The Australian has been criticised for its coverage of the fires. In one article it said the blazes were "nothing new". It did say that climate change could not be ruled out as a cause before adding: "Climate change or no, these are some of the costs of being in one of the most fire prone regions in the world."

It also was supportive of Prime Minister Scott Morrison's decision to take a holiday to Hawaii. A commentary piece said: "We can't blame him for wanting to take a well-earned break with his family, skip Monday's Mid-Year Economic and Fiscal Outlook surplus backtrack or escape the smoke from the bushfires surrounding Sydney."

Mr Miller told the Sydney Morning Herald Ms Townsend resigned in December and was due to leave shortly.

"The dedication and professionalism of our journalists and photographers have kept the community - particularly those Australians affected directly - informed and supported," he added.

What is the current situation with the fires?

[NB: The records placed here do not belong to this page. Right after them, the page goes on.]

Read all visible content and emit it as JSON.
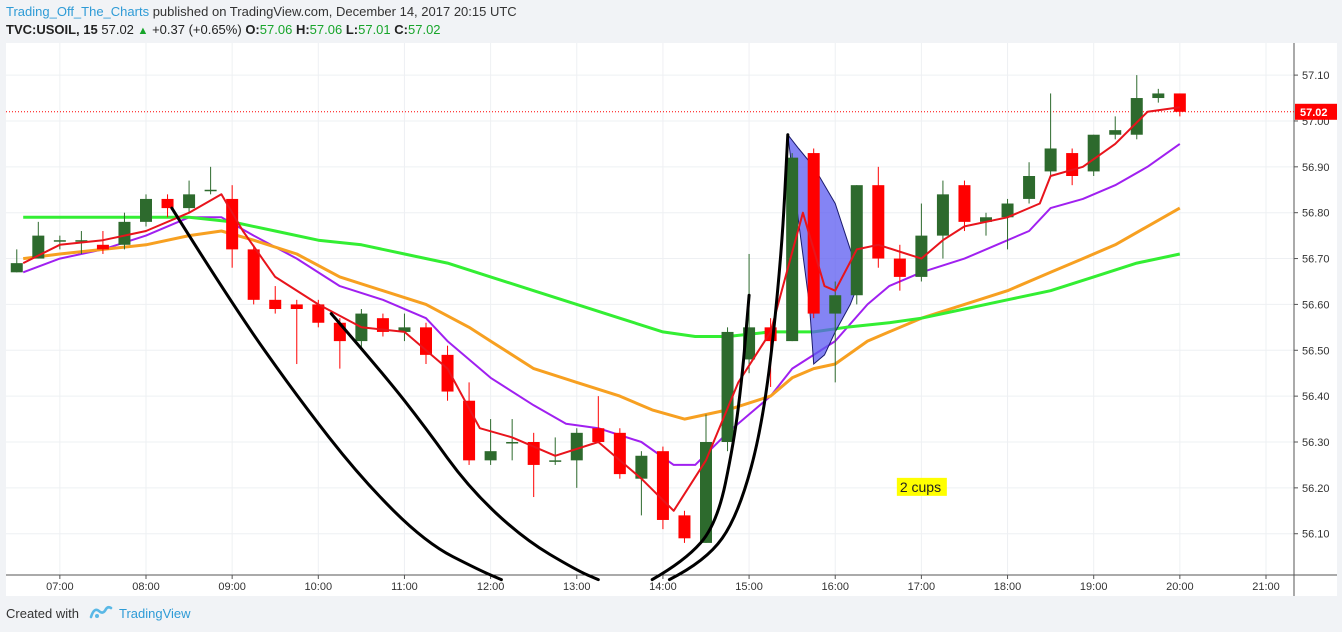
{
  "header": {
    "author": "Trading_Off_The_Charts",
    "published_text": "published on TradingView.com, December 14, 2017 20:15 UTC"
  },
  "symbol_bar": {
    "symbol": "TVC:USOIL, 15",
    "last": "57.02",
    "change": "+0.37 (+0.65%)",
    "o_label": "O:",
    "o": "57.06",
    "h_label": "H:",
    "h": "57.06",
    "l_label": "L:",
    "l": "57.01",
    "c_label": "C:",
    "c": "57.02"
  },
  "footer": {
    "created_with": "Created with",
    "brand": "TradingView"
  },
  "colors": {
    "bull": "#2d6a2d",
    "bear": "#ff0000",
    "ema_red": "#e8141c",
    "ema_purple": "#a020f0",
    "ema_orange": "#f7a021",
    "ema_green": "#33ee33",
    "cup_fill": "#5b5bf0",
    "price_tag": "#ff0000",
    "annotation_bg": "#ffff00"
  },
  "chart_data": {
    "type": "candlestick",
    "x_ticks": [
      "07:00",
      "08:00",
      "09:00",
      "10:00",
      "11:00",
      "12:00",
      "13:00",
      "14:00",
      "15:00",
      "16:00",
      "17:00",
      "18:00",
      "19:00",
      "20:00",
      "21:00"
    ],
    "x_tick_slots": [
      2,
      6,
      10,
      14,
      18,
      22,
      26,
      30,
      34,
      38,
      42,
      46,
      50,
      54,
      58
    ],
    "y_ticks": [
      "56.10",
      "56.20",
      "56.30",
      "56.40",
      "56.50",
      "56.60",
      "56.70",
      "56.80",
      "56.90",
      "57.00",
      "57.10"
    ],
    "y_tick_values": [
      56.1,
      56.2,
      56.3,
      56.4,
      56.5,
      56.6,
      56.7,
      56.8,
      56.9,
      57.0,
      57.1
    ],
    "ylim": [
      56.01,
      57.17
    ],
    "slot_count": 59.8,
    "last_price": 57.02,
    "last_price_label": "57.02",
    "annotation": "2 cups",
    "candles": [
      {
        "o": 56.67,
        "h": 56.72,
        "l": 56.67,
        "c": 56.69
      },
      {
        "o": 56.7,
        "h": 56.78,
        "l": 56.7,
        "c": 56.75
      },
      {
        "o": 56.74,
        "h": 56.75,
        "l": 56.72,
        "c": 56.74
      },
      {
        "o": 56.74,
        "h": 56.76,
        "l": 56.71,
        "c": 56.74
      },
      {
        "o": 56.73,
        "h": 56.76,
        "l": 56.71,
        "c": 56.72
      },
      {
        "o": 56.73,
        "h": 56.8,
        "l": 56.72,
        "c": 56.78
      },
      {
        "o": 56.78,
        "h": 56.84,
        "l": 56.77,
        "c": 56.83
      },
      {
        "o": 56.83,
        "h": 56.84,
        "l": 56.79,
        "c": 56.81
      },
      {
        "o": 56.81,
        "h": 56.87,
        "l": 56.8,
        "c": 56.84
      },
      {
        "o": 56.85,
        "h": 56.9,
        "l": 56.84,
        "c": 56.85
      },
      {
        "o": 56.83,
        "h": 56.86,
        "l": 56.68,
        "c": 56.72
      },
      {
        "o": 56.72,
        "h": 56.73,
        "l": 56.6,
        "c": 56.61
      },
      {
        "o": 56.61,
        "h": 56.64,
        "l": 56.58,
        "c": 56.59
      },
      {
        "o": 56.6,
        "h": 56.61,
        "l": 56.47,
        "c": 56.59
      },
      {
        "o": 56.6,
        "h": 56.61,
        "l": 56.55,
        "c": 56.56
      },
      {
        "o": 56.56,
        "h": 56.57,
        "l": 56.46,
        "c": 56.52
      },
      {
        "o": 56.52,
        "h": 56.59,
        "l": 56.5,
        "c": 56.58
      },
      {
        "o": 56.57,
        "h": 56.58,
        "l": 56.53,
        "c": 56.54
      },
      {
        "o": 56.54,
        "h": 56.58,
        "l": 56.52,
        "c": 56.55
      },
      {
        "o": 56.55,
        "h": 56.56,
        "l": 56.47,
        "c": 56.49
      },
      {
        "o": 56.49,
        "h": 56.51,
        "l": 56.39,
        "c": 56.41
      },
      {
        "o": 56.39,
        "h": 56.43,
        "l": 56.25,
        "c": 56.26
      },
      {
        "o": 56.26,
        "h": 56.35,
        "l": 56.25,
        "c": 56.28
      },
      {
        "o": 56.3,
        "h": 56.35,
        "l": 56.26,
        "c": 56.3
      },
      {
        "o": 56.3,
        "h": 56.32,
        "l": 56.18,
        "c": 56.25
      },
      {
        "o": 56.26,
        "h": 56.31,
        "l": 56.25,
        "c": 56.26
      },
      {
        "o": 56.26,
        "h": 56.33,
        "l": 56.2,
        "c": 56.32
      },
      {
        "o": 56.33,
        "h": 56.4,
        "l": 56.3,
        "c": 56.3
      },
      {
        "o": 56.32,
        "h": 56.33,
        "l": 56.22,
        "c": 56.23
      },
      {
        "o": 56.22,
        "h": 56.28,
        "l": 56.14,
        "c": 56.27
      },
      {
        "o": 56.28,
        "h": 56.29,
        "l": 56.11,
        "c": 56.13
      },
      {
        "o": 56.14,
        "h": 56.15,
        "l": 56.08,
        "c": 56.09
      },
      {
        "o": 56.08,
        "h": 56.36,
        "l": 56.08,
        "c": 56.3
      },
      {
        "o": 56.3,
        "h": 56.55,
        "l": 56.28,
        "c": 56.54
      },
      {
        "o": 56.48,
        "h": 56.71,
        "l": 56.45,
        "c": 56.55
      },
      {
        "o": 56.55,
        "h": 56.57,
        "l": 56.42,
        "c": 56.52
      },
      {
        "o": 56.52,
        "h": 56.93,
        "l": 56.52,
        "c": 56.92
      },
      {
        "o": 56.93,
        "h": 56.94,
        "l": 56.57,
        "c": 56.58
      },
      {
        "o": 56.58,
        "h": 56.65,
        "l": 56.43,
        "c": 56.62
      },
      {
        "o": 56.62,
        "h": 56.86,
        "l": 56.6,
        "c": 56.86
      },
      {
        "o": 56.86,
        "h": 56.9,
        "l": 56.68,
        "c": 56.7
      },
      {
        "o": 56.7,
        "h": 56.73,
        "l": 56.63,
        "c": 56.66
      },
      {
        "o": 56.66,
        "h": 56.82,
        "l": 56.65,
        "c": 56.75
      },
      {
        "o": 56.75,
        "h": 56.87,
        "l": 56.7,
        "c": 56.84
      },
      {
        "o": 56.86,
        "h": 56.87,
        "l": 56.76,
        "c": 56.78
      },
      {
        "o": 56.78,
        "h": 56.8,
        "l": 56.75,
        "c": 56.79
      },
      {
        "o": 56.79,
        "h": 56.83,
        "l": 56.72,
        "c": 56.82
      },
      {
        "o": 56.83,
        "h": 56.91,
        "l": 56.82,
        "c": 56.88
      },
      {
        "o": 56.89,
        "h": 57.06,
        "l": 56.88,
        "c": 56.94
      },
      {
        "o": 56.93,
        "h": 56.94,
        "l": 56.86,
        "c": 56.88
      },
      {
        "o": 56.89,
        "h": 56.97,
        "l": 56.88,
        "c": 56.97
      },
      {
        "o": 56.97,
        "h": 57.01,
        "l": 56.96,
        "c": 56.98
      },
      {
        "o": 56.97,
        "h": 57.1,
        "l": 56.96,
        "c": 57.05
      },
      {
        "o": 57.05,
        "h": 57.07,
        "l": 57.04,
        "c": 57.06
      },
      {
        "o": 57.06,
        "h": 57.06,
        "l": 57.01,
        "c": 57.02
      }
    ],
    "lines": [
      {
        "id": "ema-red",
        "color": "#e8141c",
        "width": 2,
        "points": [
          [
            0.3,
            56.69
          ],
          [
            2,
            56.73
          ],
          [
            4,
            56.74
          ],
          [
            6,
            56.76
          ],
          [
            8,
            56.8
          ],
          [
            9.5,
            56.84
          ],
          [
            10.5,
            56.76
          ],
          [
            12,
            56.66
          ],
          [
            14,
            56.6
          ],
          [
            16,
            56.55
          ],
          [
            18,
            56.54
          ],
          [
            20,
            56.46
          ],
          [
            21.5,
            56.33
          ],
          [
            23,
            56.31
          ],
          [
            25,
            56.27
          ],
          [
            27,
            56.3
          ],
          [
            29,
            56.22
          ],
          [
            30.5,
            56.15
          ],
          [
            32,
            56.26
          ],
          [
            33.5,
            56.43
          ],
          [
            35,
            56.54
          ],
          [
            36.5,
            56.8
          ],
          [
            37.5,
            56.64
          ],
          [
            38,
            56.63
          ],
          [
            39,
            56.72
          ],
          [
            40,
            56.73
          ],
          [
            42,
            56.7
          ],
          [
            43,
            56.74
          ],
          [
            44,
            56.77
          ],
          [
            46,
            56.79
          ],
          [
            47.5,
            56.82
          ],
          [
            48,
            56.88
          ],
          [
            49.5,
            56.9
          ],
          [
            51,
            56.95
          ],
          [
            52.5,
            57.02
          ],
          [
            54,
            57.03
          ]
        ]
      },
      {
        "id": "ema-purple",
        "color": "#a020f0",
        "width": 2,
        "points": [
          [
            0.3,
            56.67
          ],
          [
            2,
            56.7
          ],
          [
            4,
            56.72
          ],
          [
            6,
            56.75
          ],
          [
            8,
            56.79
          ],
          [
            9.5,
            56.79
          ],
          [
            11,
            56.75
          ],
          [
            13,
            56.7
          ],
          [
            15,
            56.64
          ],
          [
            17,
            56.61
          ],
          [
            19,
            56.57
          ],
          [
            20,
            56.52
          ],
          [
            22,
            56.44
          ],
          [
            24,
            56.38
          ],
          [
            25.5,
            56.34
          ],
          [
            27,
            56.33
          ],
          [
            29,
            56.3
          ],
          [
            30.5,
            56.25
          ],
          [
            31.5,
            56.25
          ],
          [
            33,
            56.32
          ],
          [
            35,
            56.4
          ],
          [
            36,
            56.46
          ],
          [
            37,
            56.49
          ],
          [
            38,
            56.52
          ],
          [
            39.5,
            56.6
          ],
          [
            40.5,
            56.64
          ],
          [
            42,
            56.67
          ],
          [
            44,
            56.7
          ],
          [
            45.5,
            56.73
          ],
          [
            47,
            56.76
          ],
          [
            48,
            56.81
          ],
          [
            49.5,
            56.83
          ],
          [
            51,
            56.86
          ],
          [
            52.5,
            56.9
          ],
          [
            54,
            56.95
          ]
        ]
      },
      {
        "id": "ema-orange",
        "color": "#f7a021",
        "width": 3,
        "points": [
          [
            0.3,
            56.7
          ],
          [
            2,
            56.71
          ],
          [
            4,
            56.72
          ],
          [
            6,
            56.73
          ],
          [
            8,
            56.75
          ],
          [
            9.5,
            56.76
          ],
          [
            11,
            56.74
          ],
          [
            13,
            56.71
          ],
          [
            15,
            56.66
          ],
          [
            17,
            56.63
          ],
          [
            19,
            56.6
          ],
          [
            21,
            56.55
          ],
          [
            22,
            56.52
          ],
          [
            24,
            56.46
          ],
          [
            26,
            56.43
          ],
          [
            28,
            56.4
          ],
          [
            29.5,
            56.37
          ],
          [
            31,
            56.35
          ],
          [
            33,
            56.37
          ],
          [
            35,
            56.4
          ],
          [
            36,
            56.44
          ],
          [
            37,
            56.46
          ],
          [
            38,
            56.47
          ],
          [
            39.5,
            56.52
          ],
          [
            40.5,
            56.54
          ],
          [
            42,
            56.57
          ],
          [
            44,
            56.6
          ],
          [
            46,
            56.63
          ],
          [
            47.5,
            56.66
          ],
          [
            48,
            56.67
          ],
          [
            49.5,
            56.7
          ],
          [
            51,
            56.73
          ],
          [
            52.5,
            56.77
          ],
          [
            54,
            56.81
          ]
        ]
      },
      {
        "id": "ema-green",
        "color": "#33ee33",
        "width": 3,
        "points": [
          [
            0.3,
            56.79
          ],
          [
            4,
            56.79
          ],
          [
            8,
            56.79
          ],
          [
            10,
            56.78
          ],
          [
            12,
            56.76
          ],
          [
            14,
            56.74
          ],
          [
            16,
            56.73
          ],
          [
            18,
            56.71
          ],
          [
            20,
            56.69
          ],
          [
            22,
            56.66
          ],
          [
            24,
            56.63
          ],
          [
            26,
            56.6
          ],
          [
            28,
            56.57
          ],
          [
            30,
            56.54
          ],
          [
            31.5,
            56.53
          ],
          [
            33,
            56.53
          ],
          [
            35,
            56.54
          ],
          [
            37,
            56.54
          ],
          [
            38.5,
            56.55
          ],
          [
            40.5,
            56.56
          ],
          [
            42,
            56.57
          ],
          [
            44,
            56.59
          ],
          [
            46,
            56.61
          ],
          [
            48,
            56.63
          ],
          [
            50,
            56.66
          ],
          [
            52,
            56.69
          ],
          [
            54,
            56.71
          ]
        ]
      }
    ],
    "cups": [
      {
        "id": "cup-left",
        "points": [
          [
            7.2,
            56.81
          ],
          [
            10,
            56.6
          ],
          [
            13,
            56.4
          ],
          [
            16,
            56.22
          ],
          [
            19,
            56.08
          ],
          [
            21.5,
            56.02
          ],
          [
            22.5,
            56.0
          ]
        ]
      },
      {
        "id": "cup-right-outer",
        "points": [
          [
            14.6,
            56.58
          ],
          [
            17,
            56.45
          ],
          [
            19,
            56.33
          ],
          [
            21,
            56.2
          ],
          [
            23.5,
            56.09
          ],
          [
            26,
            56.02
          ],
          [
            27,
            56.0
          ]
        ]
      },
      {
        "id": "cup-right-inner",
        "points": [
          [
            29.5,
            56.0
          ],
          [
            31,
            56.04
          ],
          [
            32.5,
            56.12
          ],
          [
            33.3,
            56.3
          ],
          [
            33.7,
            56.45
          ],
          [
            34,
            56.62
          ]
        ]
      },
      {
        "id": "cup-right-outer2",
        "points": [
          [
            30.3,
            56.0
          ],
          [
            32,
            56.04
          ],
          [
            33.5,
            56.14
          ],
          [
            34.7,
            56.35
          ],
          [
            35.5,
            56.7
          ],
          [
            35.8,
            56.97
          ]
        ]
      }
    ],
    "shaded_cup": {
      "id": "shaded-cup",
      "points": [
        [
          35.8,
          56.97
        ],
        [
          36.3,
          56.94
        ],
        [
          37,
          56.9
        ],
        [
          38,
          56.82
        ],
        [
          38.7,
          56.72
        ],
        [
          39.2,
          56.66
        ],
        [
          38.7,
          56.6
        ],
        [
          38,
          56.54
        ],
        [
          37.5,
          56.49
        ],
        [
          37,
          56.47
        ],
        [
          36.8,
          56.6
        ],
        [
          36.3,
          56.78
        ],
        [
          35.8,
          56.97
        ]
      ]
    },
    "annotation_position": {
      "slot": 41,
      "value": 56.2
    }
  }
}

On the New South Wales (NSW) and Victoria border, fires have merged to create a mega-blaze, covering more than 640,000 hectares of land.

More than 174 fires are still burning across NSW with 65 said to be uncontained.

According to NSW Rural Fire Service, more than 2,000 homes have been destroyed so far during this fire season.

In Victoria, residents of Wodonga were evacuated overnight. There is one emergency warning in place in the state.

Image copyright Reuters
Image caption At least 25,000 koalas are estimated to have died on Kangaroo Island in South Australia

In South Australia, firefighters are still tackling bushfires on Kangaroo Island. On Thursday, the island's mayor Michael Pengilly described the situation there as "hell on earth". At least 25,000 koalas are estimated to have died on the island.

David Bowman, a professor of pyrogeography from the University of Tasmania told the BBC that the implications of the current fires in Australia could not be underestimated.

"We've got fires that are still burning, transforming landscapes, wiping out wildlife - Australia's not going to be the same after this. The consequences of this will be around for hundreds of years," he said.